Coerenza vorrebbe che ora facessero salti di gioia di fronte alla possibilità di vietare anche l’importazione (oltre alla coltivazione e alla ricerca pubblica) di un materiale “per loro tanto pericoloso”. E, invece, a oggi non ho notizia di nessuno in trincea a sostenere la “chiusura alle importazioni Ogm” offerta dalla Commissione Europea, paradossalmente trasformandosi da anti-Ogm a “complici di crimini ai danni della salute”. Oppure, hanno sempre mentito al Paese. Faccio allora io una proposta. Se non sarà vietata l’importazione di mangimi Ogm, si segnali al consumatore tutto quanto deriva da Ogm. Si etichettino come “Derivato da Ogm” latte e formaggi, salumi e carni ottenuti da animali nutriti con Ogm. I grandi Consorzi di tutela del Made in Italy, che esportiamo nel mondo, usano mangimi Ogm: etichettiamo anche quei prodotti. Così come il cotone (per il 70% Ogm) che usiamo per vestirci, per le banconote o in sala operatoria. Se si ritengono le migliorie genetiche pericolose, perché non avvisare i cittadini? Magari si scoprirebbe che ne sono indifferenti, se ben informati. Oppure si smetta di ingannare il pubblico con false paure e si ricominci a fare sperimentazione libera, in sicurezza e in campo aperto.

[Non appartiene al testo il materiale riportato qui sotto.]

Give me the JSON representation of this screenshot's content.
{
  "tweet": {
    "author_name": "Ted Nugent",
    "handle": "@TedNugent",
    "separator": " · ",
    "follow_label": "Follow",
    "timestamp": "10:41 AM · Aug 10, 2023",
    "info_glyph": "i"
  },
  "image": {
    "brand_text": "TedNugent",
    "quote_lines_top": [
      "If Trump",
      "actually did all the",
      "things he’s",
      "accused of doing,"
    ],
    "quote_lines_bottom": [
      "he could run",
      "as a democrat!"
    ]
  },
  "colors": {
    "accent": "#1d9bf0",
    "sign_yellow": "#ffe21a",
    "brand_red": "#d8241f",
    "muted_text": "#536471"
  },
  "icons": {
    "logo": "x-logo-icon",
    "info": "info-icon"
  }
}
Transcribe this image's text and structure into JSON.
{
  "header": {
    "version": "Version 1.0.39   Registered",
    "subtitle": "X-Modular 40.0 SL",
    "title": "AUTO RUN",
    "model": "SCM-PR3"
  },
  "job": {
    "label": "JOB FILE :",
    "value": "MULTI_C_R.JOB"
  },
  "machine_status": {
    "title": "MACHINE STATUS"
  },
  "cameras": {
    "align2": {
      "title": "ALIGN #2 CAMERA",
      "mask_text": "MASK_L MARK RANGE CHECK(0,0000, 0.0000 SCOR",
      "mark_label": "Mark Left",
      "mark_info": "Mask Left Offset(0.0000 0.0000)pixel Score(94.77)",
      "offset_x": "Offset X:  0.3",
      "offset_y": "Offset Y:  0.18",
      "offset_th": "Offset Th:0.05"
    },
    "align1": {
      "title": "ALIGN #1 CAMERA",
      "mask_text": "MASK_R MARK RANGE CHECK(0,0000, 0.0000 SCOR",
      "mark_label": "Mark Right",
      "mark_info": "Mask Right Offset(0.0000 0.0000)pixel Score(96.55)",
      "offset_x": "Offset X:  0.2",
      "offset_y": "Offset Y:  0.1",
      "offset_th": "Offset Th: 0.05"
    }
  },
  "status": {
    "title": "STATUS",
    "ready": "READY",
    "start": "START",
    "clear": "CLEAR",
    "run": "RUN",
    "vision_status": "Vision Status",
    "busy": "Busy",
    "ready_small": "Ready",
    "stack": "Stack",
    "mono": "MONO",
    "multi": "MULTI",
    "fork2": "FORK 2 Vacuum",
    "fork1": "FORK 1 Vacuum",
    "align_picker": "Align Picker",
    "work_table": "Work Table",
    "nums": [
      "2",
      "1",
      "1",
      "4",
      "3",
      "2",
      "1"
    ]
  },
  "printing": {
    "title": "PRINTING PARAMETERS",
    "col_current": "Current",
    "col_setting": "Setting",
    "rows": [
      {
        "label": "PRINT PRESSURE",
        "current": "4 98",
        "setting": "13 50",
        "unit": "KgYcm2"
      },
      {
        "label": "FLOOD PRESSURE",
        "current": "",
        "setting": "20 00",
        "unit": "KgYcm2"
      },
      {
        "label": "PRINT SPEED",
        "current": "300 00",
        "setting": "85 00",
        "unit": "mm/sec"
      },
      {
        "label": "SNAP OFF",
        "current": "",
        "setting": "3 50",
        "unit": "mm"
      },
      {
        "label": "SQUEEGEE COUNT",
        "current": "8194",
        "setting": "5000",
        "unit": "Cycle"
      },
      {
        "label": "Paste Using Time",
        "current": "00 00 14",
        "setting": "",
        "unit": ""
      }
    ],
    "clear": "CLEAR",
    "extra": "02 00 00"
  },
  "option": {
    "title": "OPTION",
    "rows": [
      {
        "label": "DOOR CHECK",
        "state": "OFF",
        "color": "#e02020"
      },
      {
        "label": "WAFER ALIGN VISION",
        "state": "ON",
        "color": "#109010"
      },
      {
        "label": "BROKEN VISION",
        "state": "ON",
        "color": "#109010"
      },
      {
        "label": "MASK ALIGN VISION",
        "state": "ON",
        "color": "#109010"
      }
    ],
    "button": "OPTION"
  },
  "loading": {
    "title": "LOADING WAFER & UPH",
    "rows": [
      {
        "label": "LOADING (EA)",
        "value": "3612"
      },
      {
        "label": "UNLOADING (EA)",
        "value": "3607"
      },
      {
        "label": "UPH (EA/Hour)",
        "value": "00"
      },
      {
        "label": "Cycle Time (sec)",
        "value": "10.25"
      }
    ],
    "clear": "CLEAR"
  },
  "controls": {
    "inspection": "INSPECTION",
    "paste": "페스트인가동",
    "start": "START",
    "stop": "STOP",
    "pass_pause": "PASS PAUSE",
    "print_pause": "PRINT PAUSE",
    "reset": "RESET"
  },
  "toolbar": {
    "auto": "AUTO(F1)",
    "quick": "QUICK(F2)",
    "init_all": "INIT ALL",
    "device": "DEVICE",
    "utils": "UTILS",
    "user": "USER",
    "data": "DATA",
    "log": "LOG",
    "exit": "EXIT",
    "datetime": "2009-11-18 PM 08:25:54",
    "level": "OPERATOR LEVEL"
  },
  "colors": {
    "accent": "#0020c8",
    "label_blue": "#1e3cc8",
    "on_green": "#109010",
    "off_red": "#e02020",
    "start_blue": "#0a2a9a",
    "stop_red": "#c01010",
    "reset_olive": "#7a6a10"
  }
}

Nell’attesa che il governo mantenga la parola data, innescando una rivoluzione copernicana nella foresta pietrificata del Paese, l’Italia si conferma “regno di paradossi”. Vietiamo gli Ogm, ma ne importiamo diecimila tonnellate al giorno. Li mangiamo da vent’anni ma non li studiamo. Paghiamo scienziati per scoprire, inventare, insegnare e applicare cose che allo stesso tempo impediamo loro di realizzare. Siamo contro le multinazionali ma ne dipendiamo per ogni seme non Ogm. Perdiamo biodiversità e non facciamo nulla per preservare le nostre tipicità. Inondiamo coltivazioni e ambiente di insetticidi e metalli pesanti senza alcun “principio di precauzione”. Temiamo di “contaminare con Ogm” le nostre terre e “lasciamo che si contaminino” quelle dei Paesi da cui li acquistiamo. Paghiamo cervelli e invenzioni italiane in campo agrario lasciando che altri Paesi se ne approprino per migliorare le loro economie. Chissà che nel fare così tanto, non si riesca, prima o poi, anche a rottamare un po’ di questa miope e decadente irragionevolezza.